Fakt ist: Das Album verschwand in der Versenkung. Genauso wie die Künstlerin selber. Sie tat sich mitte der 70er Jahre mit Claudio Szenkar zusammen, der ab Ende der 60er Jahre sich einen Namen als Arrangeur für Graham Bonney, Howard Carpendale oder Adam&Eve gemacht hatte. Die beiden bildeten eine Kreativzelle unter dem Namen „Song Team“. Einen Teil der gemeinsamen Titel veröffentlichte Sandra auf dem Album „Zwischen Lust und Frust“, das 1979 auf WEA erschien. Soundmässig nahm es die Neue Deutsche Welle vorweg, die ab 1980 über das Land schwappte. Sandra konnte sich davon keinen Tropfen abschöpfen. Sie verabschiedete sich vom Schaugeschäft.

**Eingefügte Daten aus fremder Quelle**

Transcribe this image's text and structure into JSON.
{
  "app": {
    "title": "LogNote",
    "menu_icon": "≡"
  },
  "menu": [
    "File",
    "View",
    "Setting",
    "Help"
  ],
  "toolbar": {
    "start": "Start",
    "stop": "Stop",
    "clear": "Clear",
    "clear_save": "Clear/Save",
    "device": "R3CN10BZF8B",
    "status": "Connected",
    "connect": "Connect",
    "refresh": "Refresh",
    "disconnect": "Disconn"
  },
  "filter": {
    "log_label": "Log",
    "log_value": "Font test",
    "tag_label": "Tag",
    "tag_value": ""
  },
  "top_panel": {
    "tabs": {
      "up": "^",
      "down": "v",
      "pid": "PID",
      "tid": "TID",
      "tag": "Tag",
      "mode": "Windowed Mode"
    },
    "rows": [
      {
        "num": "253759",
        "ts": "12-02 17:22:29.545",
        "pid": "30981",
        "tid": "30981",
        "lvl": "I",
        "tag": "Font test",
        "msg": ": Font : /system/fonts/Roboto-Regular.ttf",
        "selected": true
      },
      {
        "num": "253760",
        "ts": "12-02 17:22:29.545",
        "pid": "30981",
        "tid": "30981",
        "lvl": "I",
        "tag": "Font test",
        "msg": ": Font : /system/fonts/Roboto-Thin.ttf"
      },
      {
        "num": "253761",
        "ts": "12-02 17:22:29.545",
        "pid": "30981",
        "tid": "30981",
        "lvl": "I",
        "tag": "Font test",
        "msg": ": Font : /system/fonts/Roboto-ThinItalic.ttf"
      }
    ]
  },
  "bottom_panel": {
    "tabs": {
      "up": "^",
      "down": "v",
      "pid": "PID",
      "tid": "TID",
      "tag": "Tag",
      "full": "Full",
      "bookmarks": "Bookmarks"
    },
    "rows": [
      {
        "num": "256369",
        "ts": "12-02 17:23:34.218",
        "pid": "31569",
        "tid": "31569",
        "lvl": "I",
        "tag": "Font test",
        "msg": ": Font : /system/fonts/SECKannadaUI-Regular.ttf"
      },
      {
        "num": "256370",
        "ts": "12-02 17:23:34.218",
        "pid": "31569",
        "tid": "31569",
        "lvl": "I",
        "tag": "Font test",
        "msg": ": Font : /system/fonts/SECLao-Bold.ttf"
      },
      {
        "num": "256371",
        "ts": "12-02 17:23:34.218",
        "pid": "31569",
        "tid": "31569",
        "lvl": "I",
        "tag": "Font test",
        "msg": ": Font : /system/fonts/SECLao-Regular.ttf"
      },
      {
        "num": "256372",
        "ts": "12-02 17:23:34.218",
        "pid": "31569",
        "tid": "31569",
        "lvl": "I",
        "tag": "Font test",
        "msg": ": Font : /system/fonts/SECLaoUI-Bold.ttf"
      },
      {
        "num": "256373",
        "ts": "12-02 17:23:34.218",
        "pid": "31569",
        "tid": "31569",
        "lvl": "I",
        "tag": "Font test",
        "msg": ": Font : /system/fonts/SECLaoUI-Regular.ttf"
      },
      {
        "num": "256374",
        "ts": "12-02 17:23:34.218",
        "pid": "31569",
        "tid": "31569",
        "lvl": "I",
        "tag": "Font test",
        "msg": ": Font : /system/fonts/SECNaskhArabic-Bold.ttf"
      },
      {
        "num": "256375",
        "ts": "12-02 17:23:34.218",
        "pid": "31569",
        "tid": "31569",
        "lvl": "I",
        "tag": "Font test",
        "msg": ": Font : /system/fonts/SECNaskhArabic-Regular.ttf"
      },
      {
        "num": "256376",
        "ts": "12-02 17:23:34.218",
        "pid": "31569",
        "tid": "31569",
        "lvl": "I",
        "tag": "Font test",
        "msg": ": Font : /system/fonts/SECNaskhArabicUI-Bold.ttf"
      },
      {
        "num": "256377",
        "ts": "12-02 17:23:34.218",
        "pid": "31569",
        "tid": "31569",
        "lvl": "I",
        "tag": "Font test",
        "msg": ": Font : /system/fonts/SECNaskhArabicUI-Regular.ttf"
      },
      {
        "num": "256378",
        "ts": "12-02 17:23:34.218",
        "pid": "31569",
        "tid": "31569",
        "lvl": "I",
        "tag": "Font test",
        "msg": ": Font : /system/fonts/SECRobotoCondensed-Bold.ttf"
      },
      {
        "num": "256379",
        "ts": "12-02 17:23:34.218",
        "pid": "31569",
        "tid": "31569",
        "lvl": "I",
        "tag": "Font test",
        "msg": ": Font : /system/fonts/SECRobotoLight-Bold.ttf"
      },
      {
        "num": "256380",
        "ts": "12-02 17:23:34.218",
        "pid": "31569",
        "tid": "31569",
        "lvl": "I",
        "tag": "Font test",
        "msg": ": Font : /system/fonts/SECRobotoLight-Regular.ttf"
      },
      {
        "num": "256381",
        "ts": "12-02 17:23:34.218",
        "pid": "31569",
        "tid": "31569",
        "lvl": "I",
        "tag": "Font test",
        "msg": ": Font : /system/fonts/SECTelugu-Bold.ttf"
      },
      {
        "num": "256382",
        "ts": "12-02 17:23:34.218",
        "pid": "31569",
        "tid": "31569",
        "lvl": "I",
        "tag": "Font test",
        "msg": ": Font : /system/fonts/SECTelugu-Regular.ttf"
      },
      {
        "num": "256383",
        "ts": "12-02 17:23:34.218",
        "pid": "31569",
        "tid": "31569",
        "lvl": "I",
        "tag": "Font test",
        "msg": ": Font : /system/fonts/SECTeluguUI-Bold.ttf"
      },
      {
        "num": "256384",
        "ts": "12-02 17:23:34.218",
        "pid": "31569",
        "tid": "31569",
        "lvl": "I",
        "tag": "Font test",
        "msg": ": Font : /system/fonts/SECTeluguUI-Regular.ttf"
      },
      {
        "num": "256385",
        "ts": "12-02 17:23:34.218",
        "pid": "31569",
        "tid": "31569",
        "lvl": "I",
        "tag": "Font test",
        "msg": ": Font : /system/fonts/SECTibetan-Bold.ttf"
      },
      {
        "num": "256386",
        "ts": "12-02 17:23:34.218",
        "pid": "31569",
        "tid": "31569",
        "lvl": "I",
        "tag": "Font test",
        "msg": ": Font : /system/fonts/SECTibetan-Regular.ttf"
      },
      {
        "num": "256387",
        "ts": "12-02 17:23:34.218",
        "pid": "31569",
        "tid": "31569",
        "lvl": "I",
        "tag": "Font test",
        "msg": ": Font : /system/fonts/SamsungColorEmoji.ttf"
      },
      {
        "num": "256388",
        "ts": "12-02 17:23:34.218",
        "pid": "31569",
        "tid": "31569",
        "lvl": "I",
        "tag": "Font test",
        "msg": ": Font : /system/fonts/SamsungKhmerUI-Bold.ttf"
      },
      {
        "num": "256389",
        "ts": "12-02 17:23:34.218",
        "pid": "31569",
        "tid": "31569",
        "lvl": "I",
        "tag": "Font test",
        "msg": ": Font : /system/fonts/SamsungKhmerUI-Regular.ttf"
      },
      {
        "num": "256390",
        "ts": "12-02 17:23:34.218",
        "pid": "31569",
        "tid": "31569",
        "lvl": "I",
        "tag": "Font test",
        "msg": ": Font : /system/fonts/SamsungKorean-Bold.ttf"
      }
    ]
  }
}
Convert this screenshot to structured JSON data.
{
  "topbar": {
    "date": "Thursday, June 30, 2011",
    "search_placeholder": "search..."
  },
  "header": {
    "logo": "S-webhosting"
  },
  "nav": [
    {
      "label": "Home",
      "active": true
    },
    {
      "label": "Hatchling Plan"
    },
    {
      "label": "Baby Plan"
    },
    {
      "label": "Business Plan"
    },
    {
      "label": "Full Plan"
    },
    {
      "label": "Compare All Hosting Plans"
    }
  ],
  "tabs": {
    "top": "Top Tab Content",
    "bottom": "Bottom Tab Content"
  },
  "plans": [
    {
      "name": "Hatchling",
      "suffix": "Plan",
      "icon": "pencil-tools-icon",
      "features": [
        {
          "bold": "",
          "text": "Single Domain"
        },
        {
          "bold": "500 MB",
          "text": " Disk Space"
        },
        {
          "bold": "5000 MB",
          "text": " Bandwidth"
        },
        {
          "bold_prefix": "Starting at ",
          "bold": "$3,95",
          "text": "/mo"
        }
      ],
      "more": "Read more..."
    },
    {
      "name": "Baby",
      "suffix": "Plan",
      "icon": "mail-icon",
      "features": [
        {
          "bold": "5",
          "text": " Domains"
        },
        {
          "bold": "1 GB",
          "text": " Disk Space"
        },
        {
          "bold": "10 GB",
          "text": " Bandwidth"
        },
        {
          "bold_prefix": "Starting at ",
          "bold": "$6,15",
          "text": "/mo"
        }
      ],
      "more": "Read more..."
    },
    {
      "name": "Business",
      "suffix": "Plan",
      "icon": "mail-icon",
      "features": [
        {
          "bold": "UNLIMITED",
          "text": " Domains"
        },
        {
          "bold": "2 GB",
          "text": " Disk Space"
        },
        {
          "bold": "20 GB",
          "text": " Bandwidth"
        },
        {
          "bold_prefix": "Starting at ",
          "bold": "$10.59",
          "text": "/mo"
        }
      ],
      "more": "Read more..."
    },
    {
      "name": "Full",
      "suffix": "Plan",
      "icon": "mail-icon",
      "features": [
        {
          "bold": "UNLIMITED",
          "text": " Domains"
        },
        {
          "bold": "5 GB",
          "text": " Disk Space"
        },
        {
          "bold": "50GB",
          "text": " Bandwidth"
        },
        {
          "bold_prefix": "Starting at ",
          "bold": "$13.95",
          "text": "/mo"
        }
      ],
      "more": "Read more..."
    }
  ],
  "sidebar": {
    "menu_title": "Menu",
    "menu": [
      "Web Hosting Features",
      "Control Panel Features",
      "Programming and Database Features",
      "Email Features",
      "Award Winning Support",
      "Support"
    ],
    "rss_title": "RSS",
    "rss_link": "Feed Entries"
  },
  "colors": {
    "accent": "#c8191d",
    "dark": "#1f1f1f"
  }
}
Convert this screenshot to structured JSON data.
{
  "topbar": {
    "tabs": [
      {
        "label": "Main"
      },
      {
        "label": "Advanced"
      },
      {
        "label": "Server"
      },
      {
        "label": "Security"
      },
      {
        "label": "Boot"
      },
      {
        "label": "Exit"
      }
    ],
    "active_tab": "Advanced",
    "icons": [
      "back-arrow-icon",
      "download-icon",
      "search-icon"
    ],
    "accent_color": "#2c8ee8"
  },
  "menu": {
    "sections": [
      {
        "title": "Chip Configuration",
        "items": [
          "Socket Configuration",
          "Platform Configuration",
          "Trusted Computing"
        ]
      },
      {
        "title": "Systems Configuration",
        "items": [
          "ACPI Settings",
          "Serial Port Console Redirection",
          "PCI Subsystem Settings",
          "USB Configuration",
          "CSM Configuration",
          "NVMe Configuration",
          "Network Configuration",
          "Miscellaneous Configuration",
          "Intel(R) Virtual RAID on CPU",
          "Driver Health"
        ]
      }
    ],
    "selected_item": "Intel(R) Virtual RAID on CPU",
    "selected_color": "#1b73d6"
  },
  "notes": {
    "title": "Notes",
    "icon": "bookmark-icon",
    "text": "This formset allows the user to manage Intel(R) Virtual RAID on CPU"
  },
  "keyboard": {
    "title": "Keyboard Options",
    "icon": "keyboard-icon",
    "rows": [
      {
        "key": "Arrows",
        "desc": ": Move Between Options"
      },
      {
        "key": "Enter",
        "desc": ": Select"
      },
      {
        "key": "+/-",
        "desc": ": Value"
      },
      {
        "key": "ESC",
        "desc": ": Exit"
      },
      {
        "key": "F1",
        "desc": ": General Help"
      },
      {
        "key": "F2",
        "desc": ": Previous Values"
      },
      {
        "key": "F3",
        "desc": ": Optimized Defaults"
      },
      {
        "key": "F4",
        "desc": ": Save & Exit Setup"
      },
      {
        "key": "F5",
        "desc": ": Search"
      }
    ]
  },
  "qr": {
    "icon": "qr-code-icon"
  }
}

Vor einem Monat trat sie wieder an die Öffentlichkeit. Sie gab das Buch „Mein Weg als Musiker - Erinnerungen eines Dirigenten - Eugen Szenkar“ heraus. Sandra Haas zeichnet darin das Leben ihres Schwiegervaters Eugen Szenkar nach.
Der erste Teil der Karriere von Sandra Haas ist unter dem Thema "Nicki&Hero" nachzulesen.
Zuletzt geändert von waelz am Montag 7. Februar 2022, 22:11, insgesamt 2-mal geändert.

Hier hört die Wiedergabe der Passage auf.